Het huisje keek uit over de zee, er klopte een struik uit het raam. Lippanchenko en Zoya Zakharovna zaten voor een samovar. De struik kookte. In zijn takken verbergde zich een gestalte, wegkwijnend en trillend. Ze dacht dat de ruiter met uitgestrekte hand naar de ramen van het huisje wijst. De figuur naderde het huis en deinsde terug ... Lippanchenko kijkt om zich heen, het geluid buiten de ramen trekt zijn aandacht, met een kaars loopt hij door het huis - niemand ... Een klein figuur rent naar het huis, breekt in het slaapkamerraam en verbergt ... De kaars werpt fantastische schaduwen, Lippanchenko doet de deur op slot en gaat naar bed. In de daaropvolgende fosfor schemering duikt er duidelijk een schaduw op die hem nadert. Lippanchenko rent naar de deur en voelt alsof er een stroom kokend water over zijn rug stroomt, en toen voelde hij een stroom kokend water onder zijn navel ... Toen ze 's ochtends naar zijn kamer kwamen, was Lippanchenko er niet, maar was het een lijk; en de figuur van een man met een vreemde grijns op zijn witte gezicht, zittend op een dode man schrijlings, met een schaar in zijn hand.

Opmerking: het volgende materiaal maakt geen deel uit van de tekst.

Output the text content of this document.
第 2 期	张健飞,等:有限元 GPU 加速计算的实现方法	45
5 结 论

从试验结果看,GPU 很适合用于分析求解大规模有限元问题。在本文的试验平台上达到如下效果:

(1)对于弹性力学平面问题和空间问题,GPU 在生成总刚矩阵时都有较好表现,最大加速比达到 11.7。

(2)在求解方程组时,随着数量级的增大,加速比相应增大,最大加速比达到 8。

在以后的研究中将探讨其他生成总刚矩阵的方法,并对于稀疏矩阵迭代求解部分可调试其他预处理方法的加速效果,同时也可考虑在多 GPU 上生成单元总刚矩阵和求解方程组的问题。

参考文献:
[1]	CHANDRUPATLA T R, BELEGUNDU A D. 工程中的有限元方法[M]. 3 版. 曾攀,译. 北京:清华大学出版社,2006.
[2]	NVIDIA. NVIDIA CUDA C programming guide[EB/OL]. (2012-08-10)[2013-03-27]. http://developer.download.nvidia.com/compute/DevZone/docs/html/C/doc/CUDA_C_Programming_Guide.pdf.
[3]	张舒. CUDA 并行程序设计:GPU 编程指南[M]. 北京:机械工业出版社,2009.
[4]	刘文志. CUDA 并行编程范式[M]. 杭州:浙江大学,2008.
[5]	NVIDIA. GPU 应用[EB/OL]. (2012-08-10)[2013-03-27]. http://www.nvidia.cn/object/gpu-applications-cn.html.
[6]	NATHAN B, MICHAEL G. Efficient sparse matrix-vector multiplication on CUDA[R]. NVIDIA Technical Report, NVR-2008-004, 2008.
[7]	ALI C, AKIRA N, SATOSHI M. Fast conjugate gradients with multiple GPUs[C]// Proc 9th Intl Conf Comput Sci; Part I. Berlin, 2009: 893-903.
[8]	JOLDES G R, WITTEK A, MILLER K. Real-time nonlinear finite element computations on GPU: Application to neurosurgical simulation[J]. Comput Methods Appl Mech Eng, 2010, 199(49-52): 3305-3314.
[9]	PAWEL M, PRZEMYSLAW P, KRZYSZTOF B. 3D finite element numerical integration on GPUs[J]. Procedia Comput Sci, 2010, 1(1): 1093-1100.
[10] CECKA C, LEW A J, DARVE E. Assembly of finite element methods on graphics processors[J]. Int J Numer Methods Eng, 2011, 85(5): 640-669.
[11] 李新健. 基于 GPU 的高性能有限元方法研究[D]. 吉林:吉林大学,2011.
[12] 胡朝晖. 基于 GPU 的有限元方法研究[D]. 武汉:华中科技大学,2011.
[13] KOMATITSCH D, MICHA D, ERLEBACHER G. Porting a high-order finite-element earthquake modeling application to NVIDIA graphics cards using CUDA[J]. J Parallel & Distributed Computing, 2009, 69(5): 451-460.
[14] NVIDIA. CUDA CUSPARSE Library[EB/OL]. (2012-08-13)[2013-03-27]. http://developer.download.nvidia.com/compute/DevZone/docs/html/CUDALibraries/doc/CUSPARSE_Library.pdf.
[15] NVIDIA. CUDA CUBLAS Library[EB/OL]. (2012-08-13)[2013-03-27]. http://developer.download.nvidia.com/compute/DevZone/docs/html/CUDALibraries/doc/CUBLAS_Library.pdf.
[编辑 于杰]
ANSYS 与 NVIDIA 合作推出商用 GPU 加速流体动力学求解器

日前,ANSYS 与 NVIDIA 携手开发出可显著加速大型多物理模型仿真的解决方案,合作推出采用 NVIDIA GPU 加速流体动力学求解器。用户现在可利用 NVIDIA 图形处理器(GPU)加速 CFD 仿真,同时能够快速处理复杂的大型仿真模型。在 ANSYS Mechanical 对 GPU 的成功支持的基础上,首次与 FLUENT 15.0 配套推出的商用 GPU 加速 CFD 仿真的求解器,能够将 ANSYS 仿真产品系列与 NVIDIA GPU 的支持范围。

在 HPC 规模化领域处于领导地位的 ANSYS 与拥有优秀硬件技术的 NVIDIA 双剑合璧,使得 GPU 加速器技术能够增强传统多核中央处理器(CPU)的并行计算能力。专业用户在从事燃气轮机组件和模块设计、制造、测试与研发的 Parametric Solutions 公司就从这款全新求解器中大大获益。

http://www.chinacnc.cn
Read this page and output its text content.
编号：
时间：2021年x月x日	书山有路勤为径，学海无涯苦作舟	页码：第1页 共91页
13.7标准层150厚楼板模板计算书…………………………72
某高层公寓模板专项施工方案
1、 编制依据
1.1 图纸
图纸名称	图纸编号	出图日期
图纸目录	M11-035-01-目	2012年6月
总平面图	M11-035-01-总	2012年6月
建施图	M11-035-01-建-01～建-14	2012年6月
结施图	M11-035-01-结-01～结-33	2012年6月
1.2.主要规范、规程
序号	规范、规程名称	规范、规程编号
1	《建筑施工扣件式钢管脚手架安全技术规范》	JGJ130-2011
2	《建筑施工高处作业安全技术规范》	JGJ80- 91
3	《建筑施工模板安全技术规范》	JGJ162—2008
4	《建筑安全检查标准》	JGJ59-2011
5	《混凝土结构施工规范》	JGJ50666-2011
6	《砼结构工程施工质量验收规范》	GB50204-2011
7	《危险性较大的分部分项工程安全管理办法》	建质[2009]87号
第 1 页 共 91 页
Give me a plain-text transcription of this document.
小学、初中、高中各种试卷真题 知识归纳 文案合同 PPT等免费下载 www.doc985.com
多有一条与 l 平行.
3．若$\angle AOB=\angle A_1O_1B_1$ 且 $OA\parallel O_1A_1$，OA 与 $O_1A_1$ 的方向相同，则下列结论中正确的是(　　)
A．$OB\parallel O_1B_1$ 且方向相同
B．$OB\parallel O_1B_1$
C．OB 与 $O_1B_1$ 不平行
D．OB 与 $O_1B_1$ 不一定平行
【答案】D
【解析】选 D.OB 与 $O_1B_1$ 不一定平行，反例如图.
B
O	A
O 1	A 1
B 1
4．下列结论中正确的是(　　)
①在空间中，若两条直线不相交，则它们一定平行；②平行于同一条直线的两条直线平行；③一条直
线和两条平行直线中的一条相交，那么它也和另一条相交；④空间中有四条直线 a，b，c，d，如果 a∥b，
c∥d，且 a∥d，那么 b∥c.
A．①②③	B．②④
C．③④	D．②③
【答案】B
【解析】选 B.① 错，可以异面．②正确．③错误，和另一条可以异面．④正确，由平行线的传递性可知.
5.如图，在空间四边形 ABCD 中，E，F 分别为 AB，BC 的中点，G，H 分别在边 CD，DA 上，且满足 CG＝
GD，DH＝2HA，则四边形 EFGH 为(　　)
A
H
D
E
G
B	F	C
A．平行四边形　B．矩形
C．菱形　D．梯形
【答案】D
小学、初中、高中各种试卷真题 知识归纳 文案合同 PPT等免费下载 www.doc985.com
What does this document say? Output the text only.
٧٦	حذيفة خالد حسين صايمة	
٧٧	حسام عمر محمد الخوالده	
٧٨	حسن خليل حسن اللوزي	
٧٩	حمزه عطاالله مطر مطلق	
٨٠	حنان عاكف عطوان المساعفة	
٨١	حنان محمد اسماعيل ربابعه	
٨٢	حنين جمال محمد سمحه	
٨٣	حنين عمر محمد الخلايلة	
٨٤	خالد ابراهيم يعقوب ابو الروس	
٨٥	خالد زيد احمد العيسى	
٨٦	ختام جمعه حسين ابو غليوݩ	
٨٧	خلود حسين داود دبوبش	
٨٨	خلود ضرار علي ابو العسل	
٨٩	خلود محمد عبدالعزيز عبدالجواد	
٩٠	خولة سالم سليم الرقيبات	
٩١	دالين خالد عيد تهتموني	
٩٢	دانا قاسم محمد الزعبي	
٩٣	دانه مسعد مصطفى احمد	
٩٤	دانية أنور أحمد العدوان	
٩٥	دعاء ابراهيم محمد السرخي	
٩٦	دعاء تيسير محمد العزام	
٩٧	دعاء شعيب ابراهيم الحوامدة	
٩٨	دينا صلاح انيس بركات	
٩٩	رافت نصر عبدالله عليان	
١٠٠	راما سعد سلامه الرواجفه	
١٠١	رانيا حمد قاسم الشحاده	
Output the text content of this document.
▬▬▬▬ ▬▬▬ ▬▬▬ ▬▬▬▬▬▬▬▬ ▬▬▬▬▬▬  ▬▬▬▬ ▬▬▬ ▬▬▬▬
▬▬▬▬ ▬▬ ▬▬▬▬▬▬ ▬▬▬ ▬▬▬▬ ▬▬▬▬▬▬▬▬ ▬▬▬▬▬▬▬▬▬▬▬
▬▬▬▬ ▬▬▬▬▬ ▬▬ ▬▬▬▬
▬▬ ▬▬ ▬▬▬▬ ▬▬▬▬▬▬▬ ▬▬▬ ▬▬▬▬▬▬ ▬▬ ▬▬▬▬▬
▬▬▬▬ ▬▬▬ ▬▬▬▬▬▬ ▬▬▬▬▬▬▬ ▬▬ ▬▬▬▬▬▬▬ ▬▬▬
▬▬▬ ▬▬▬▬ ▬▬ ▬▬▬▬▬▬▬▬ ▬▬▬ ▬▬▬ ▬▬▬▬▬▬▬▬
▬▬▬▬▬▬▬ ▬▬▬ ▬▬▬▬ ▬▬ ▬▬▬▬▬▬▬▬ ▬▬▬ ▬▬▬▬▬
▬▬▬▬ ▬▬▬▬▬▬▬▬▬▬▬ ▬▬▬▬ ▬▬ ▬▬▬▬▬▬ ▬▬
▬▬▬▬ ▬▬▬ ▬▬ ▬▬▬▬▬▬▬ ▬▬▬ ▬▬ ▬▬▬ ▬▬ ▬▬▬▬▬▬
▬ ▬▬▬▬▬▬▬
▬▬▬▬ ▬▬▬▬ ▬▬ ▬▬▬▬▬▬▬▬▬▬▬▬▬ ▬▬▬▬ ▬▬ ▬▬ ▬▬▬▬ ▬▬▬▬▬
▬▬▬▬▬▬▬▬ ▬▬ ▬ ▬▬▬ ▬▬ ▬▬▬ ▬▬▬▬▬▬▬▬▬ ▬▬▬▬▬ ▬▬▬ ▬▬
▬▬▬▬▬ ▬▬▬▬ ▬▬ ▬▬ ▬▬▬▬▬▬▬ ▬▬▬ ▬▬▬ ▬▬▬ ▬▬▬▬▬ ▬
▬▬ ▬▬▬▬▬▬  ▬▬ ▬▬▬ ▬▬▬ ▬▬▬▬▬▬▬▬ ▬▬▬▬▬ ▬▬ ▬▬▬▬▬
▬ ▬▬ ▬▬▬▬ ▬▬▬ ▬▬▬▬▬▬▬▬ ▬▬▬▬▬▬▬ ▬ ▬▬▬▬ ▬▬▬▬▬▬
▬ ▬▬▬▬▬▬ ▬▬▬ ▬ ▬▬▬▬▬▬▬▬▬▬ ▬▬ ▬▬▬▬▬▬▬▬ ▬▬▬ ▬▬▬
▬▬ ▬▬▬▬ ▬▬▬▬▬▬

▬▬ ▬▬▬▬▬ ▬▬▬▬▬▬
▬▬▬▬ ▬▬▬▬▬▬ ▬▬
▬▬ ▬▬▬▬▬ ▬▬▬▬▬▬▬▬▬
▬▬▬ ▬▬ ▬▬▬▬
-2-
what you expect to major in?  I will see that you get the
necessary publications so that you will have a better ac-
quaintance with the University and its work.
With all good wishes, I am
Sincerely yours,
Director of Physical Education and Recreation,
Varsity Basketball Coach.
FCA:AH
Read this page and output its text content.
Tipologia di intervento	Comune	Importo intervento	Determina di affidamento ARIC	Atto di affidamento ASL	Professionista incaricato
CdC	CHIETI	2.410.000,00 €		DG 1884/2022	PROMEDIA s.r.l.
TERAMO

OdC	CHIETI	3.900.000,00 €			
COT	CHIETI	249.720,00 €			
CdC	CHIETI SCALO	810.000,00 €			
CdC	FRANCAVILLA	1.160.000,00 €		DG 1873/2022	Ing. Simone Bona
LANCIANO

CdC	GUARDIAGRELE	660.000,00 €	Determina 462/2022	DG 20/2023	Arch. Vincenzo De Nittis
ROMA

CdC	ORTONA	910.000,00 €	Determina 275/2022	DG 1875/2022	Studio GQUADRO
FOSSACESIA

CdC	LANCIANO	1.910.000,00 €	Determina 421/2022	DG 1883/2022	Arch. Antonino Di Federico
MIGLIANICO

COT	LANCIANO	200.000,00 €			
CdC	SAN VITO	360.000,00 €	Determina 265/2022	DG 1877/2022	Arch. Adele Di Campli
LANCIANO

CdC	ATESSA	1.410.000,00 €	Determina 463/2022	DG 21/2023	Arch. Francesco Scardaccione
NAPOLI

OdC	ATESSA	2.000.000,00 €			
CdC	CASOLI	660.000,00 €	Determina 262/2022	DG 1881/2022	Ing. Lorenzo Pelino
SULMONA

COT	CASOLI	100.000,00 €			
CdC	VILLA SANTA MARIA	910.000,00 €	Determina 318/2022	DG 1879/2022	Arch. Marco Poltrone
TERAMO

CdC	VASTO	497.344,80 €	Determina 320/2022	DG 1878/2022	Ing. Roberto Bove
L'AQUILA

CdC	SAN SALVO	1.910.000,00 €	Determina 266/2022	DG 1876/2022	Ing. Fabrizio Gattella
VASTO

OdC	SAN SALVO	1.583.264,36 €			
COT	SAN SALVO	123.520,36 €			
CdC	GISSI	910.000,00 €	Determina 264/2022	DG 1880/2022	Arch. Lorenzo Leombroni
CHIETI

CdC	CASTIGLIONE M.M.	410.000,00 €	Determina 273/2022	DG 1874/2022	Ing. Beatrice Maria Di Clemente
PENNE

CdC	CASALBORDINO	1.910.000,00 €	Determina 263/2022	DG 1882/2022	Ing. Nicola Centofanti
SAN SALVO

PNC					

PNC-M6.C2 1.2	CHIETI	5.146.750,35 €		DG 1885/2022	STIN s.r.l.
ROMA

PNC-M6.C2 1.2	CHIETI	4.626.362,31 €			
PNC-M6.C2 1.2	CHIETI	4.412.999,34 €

Apollon Apollonovich arriveerde in het hotel bij Anna Petrovna en keerde met haar terug naar huis ... Nikolai Apollonovich in zijn kamerkast breekt af op zoek naar een sardine. Nergens is ze. De bediende komt binnen met limoen - Anna Petrovna arriveerde - en vraagt naar de salon. Na twee en een half jaar dineren de Ableukhovs weer met drie van hen ... Nikolai Apollonovich besluit dat Likhutin, bij gebrek aan zijn Sardijnse, al heeft ingenomen. Hij begeleidt zijn moeder naar het hotel, roept de Likhutins binnen, maar hun ramen zijn donker, de Likhutins waren niet thuis ...
Nikolai Apollonovich kon die nacht niet in slaap vallen. Hij stapte de gang in, hurkte neer en deed een dutje van vermoeidheid. Werd wakker op de vloer in de gang. Er klonk een zwaar gebrul ...
Nikolai Apollonovich rende naar de plaats waar slechts een deur naar het kantoor van zijn vader was. Er was geen deur: er was een enorme storing. In de slaapkamer zat Apollo Apollonovich met zijn armen om zijn knieën op het bed en brulde. Toen hij zijn zoon zag, begon hij van hem weg te rennen, rende door de gang en sloot zichzelf op in het toilet ...
Apollon Apollonovich nam ontslag en verhuisde naar het dorp. Hier woonde hij bij Anna Petrovna, schreef memoires, in het jaar van zijn dood zagen ze het daglicht.
Nikolai Apollonovich, die de hele tijd van het onderzoek koorts had, ging naar het buitenland naar Egypte. Hij keerde pas na de dood van zijn vader terug naar Rusland.